Quotes are necessary, and sanity checks are the real protection.
╔════════════════════════════════════════╗
║ WARNING: rm -rf $DIR detected ║
║ Are you sure? Press Ctrl+C to abort ║
╚════════════════════════════════════════╝DIR="${DIR:-}"
[[ -n "$DIR" ]] || die "DIR is empty"
[[ "$DIR" != "/" ]] || die "refusing to operate on /"
[[ -d "$DIR" ]] || die "DIR not found: $DIR"
rm -rf -- "$DIR"prefer arrays when building commands
If I find myself constructing a command in a string, I stop and rethink. Strings force you to re-implement shell parsing, which ends in pain. Arrays keep arguments safe, even when paths have spaces or weird characters.
cmd=(rsync -a --delete --numeric-ids --info=stats2,progress2 "$SRC/" "$DST/")
log "running: ${cmd[*]}"
"${cmd[@]}"This is not only about safety. It also improves observability. Logging the expanded command tells me what the script actually did, not what I think it did.
use traps to clean up, and to explain failure
In my lab, scripts often create temporary files, mount things, or acquire locks. When they fail mid-way, they can leave behind state that makes the next run behave differently. That is a subtle way to turn a one-off issue into a recurring one.
A simple trap can help, but again I try not to be fancy. I want two behaviors: remove temp files and print a message that includes the line number.
example: temp dir + error trap
tmpdir=""
cleanup() {
local rc=$?
[[ -n "$tmpdir" ]] && rm -rf -- "$tmpdir"
exit "$rc"
}
on_err() {
local rc=$?
log "failed at line ${BASH_LINENO[0]} (rc=$rc)"
exit "$rc"
}
trap cleanup EXIT
trap on_err ERR
tmpdir=$(mktemp -d)idempotency: make the second run safe
The difference between a "script" and an "automation primitive" is how it behaves when re-run.
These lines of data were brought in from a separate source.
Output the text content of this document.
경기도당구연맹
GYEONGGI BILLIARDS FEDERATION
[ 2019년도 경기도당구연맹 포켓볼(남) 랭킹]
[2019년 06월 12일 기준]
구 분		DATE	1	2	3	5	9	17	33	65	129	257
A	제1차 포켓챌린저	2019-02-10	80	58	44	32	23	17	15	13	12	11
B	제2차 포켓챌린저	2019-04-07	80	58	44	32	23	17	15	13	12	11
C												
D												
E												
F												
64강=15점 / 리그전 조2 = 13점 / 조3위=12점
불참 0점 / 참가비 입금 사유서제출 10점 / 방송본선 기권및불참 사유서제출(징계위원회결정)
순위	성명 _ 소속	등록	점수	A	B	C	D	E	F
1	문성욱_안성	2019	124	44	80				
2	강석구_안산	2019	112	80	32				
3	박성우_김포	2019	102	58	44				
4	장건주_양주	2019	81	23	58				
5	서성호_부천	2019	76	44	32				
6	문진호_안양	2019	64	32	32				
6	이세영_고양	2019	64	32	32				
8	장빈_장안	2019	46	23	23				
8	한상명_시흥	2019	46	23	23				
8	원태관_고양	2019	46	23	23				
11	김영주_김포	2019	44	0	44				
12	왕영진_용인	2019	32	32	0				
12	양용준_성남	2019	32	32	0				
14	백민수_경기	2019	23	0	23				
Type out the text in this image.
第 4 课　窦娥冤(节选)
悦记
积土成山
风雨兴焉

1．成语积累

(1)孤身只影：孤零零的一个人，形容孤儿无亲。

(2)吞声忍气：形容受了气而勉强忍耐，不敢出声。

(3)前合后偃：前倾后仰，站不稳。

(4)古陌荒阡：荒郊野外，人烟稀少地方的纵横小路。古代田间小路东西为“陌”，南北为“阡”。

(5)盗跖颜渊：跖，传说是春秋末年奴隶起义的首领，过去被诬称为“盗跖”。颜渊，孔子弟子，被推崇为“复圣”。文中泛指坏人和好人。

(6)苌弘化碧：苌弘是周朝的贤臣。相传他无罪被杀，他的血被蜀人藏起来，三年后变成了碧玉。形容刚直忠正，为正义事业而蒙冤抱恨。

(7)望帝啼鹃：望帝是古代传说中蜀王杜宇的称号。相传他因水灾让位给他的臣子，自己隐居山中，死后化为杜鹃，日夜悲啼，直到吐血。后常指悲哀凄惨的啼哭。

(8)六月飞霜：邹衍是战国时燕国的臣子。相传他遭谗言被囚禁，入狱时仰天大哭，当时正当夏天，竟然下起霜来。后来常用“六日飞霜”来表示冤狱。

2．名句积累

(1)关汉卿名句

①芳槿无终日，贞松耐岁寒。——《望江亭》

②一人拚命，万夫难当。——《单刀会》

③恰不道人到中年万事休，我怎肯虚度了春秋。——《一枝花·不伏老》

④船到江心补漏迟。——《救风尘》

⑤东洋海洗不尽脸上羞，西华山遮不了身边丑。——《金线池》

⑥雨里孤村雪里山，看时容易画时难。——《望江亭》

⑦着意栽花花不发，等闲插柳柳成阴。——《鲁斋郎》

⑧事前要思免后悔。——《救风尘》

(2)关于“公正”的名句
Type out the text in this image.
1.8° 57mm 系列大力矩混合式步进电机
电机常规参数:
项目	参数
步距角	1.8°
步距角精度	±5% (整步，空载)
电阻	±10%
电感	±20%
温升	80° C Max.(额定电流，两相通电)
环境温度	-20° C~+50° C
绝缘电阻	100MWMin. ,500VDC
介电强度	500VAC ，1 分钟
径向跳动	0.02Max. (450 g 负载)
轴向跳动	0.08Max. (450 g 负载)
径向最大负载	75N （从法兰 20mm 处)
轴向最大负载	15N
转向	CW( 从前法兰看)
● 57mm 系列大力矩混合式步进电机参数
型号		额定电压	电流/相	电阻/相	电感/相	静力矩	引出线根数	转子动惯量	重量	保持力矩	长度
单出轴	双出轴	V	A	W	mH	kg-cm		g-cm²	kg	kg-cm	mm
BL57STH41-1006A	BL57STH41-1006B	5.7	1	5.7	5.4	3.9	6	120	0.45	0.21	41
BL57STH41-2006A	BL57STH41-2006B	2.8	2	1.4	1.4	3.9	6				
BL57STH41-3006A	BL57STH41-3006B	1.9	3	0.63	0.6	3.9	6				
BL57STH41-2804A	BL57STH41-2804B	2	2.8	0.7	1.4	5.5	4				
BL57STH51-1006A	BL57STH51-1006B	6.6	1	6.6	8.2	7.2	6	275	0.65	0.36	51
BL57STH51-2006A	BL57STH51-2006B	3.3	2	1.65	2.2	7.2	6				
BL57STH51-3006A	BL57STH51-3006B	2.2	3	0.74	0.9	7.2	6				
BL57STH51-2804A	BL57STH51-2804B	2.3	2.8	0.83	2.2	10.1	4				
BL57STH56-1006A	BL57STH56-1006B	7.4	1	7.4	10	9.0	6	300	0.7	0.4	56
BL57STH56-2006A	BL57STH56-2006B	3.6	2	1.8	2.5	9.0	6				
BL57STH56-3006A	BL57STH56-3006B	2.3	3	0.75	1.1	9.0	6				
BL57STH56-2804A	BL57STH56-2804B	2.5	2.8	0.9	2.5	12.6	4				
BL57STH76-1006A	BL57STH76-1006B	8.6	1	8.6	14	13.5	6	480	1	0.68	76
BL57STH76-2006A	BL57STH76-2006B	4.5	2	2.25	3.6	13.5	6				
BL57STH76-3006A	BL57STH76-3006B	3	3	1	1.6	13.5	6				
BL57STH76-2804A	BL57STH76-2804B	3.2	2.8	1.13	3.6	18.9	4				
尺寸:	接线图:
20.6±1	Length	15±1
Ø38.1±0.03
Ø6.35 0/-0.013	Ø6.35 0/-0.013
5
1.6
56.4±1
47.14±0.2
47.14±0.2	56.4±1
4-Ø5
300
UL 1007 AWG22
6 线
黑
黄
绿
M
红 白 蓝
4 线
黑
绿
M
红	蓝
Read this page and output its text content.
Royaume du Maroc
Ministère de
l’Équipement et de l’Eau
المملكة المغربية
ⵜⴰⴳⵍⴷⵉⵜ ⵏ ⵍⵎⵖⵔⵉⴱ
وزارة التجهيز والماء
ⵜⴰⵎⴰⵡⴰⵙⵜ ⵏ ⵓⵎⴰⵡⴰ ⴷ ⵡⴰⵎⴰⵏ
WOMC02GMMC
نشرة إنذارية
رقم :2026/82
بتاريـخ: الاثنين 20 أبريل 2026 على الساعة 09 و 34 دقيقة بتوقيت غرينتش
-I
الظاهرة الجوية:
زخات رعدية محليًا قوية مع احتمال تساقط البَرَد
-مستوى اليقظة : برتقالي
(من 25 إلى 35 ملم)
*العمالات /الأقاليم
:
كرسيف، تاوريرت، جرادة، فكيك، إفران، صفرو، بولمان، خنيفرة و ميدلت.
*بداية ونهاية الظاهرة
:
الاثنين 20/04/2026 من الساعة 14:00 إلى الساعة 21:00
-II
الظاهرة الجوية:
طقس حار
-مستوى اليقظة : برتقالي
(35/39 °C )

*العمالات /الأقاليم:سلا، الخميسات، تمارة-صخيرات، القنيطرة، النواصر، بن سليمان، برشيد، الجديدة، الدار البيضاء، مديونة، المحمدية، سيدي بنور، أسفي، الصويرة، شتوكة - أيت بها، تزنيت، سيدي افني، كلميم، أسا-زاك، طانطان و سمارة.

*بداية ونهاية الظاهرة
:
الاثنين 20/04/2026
In the grid, reruns happen. A VM reboots. A disk fills. A network link flaps. If a script cannot be re-run safely, I treat it as a fragile one-shot.
Idempotency can be as simple as writing outputs to a new directory with a timestamp, or checking whether a step has already completed. For example, when building an artifact, I prefer "write to temp, then move into place" so partial results do not masquerade as success.
locks: the easiest race condition is the one you prevent
Cron jobs, systemd timers, and manual runs overlap more often than you expect. If the script touches shared state, I usually add a lock. I do not care whether it is the most elegant lock implementation. I care that it is obvious.
In a pinch I use flock because it is simple and it does not require extra daemons.
example: a lock with flock
LOCKFILE="/var/lock/grid-backup.lock"
exec 9>"$LOCKFILE"
flock -n 9 || die "another run is already in progress"
log "lock acquired"what worked / what broke
what worked
- Making the script noisy. Logging inputs and major steps looks verbose, but it makes failures diagnosable.
- Failing early on missing prerequisites. A clean "missing command: jq" beats a half-written file.
- Idempotent outputs. Writing to a temp directory and moving into place reduced "partial success" bugs.
- Locks for shared jobs. Preventing overlap was easier than debugging overlap.
what broke
- Assuming strict mode would catch everything. It catches a lot, but not all logic bugs.
- Overusing clever Bash. When I get fancy with parsing, I regret it later.
- Not testing with weird paths. Spaces and newlines show up when you least want them.
closing thought
In my lab, "defensive Bash" is mostly about respecting future me. If a script can delete data, reboot a host, or change network state, it deserves a few extra lines. Those lines buy you sleep.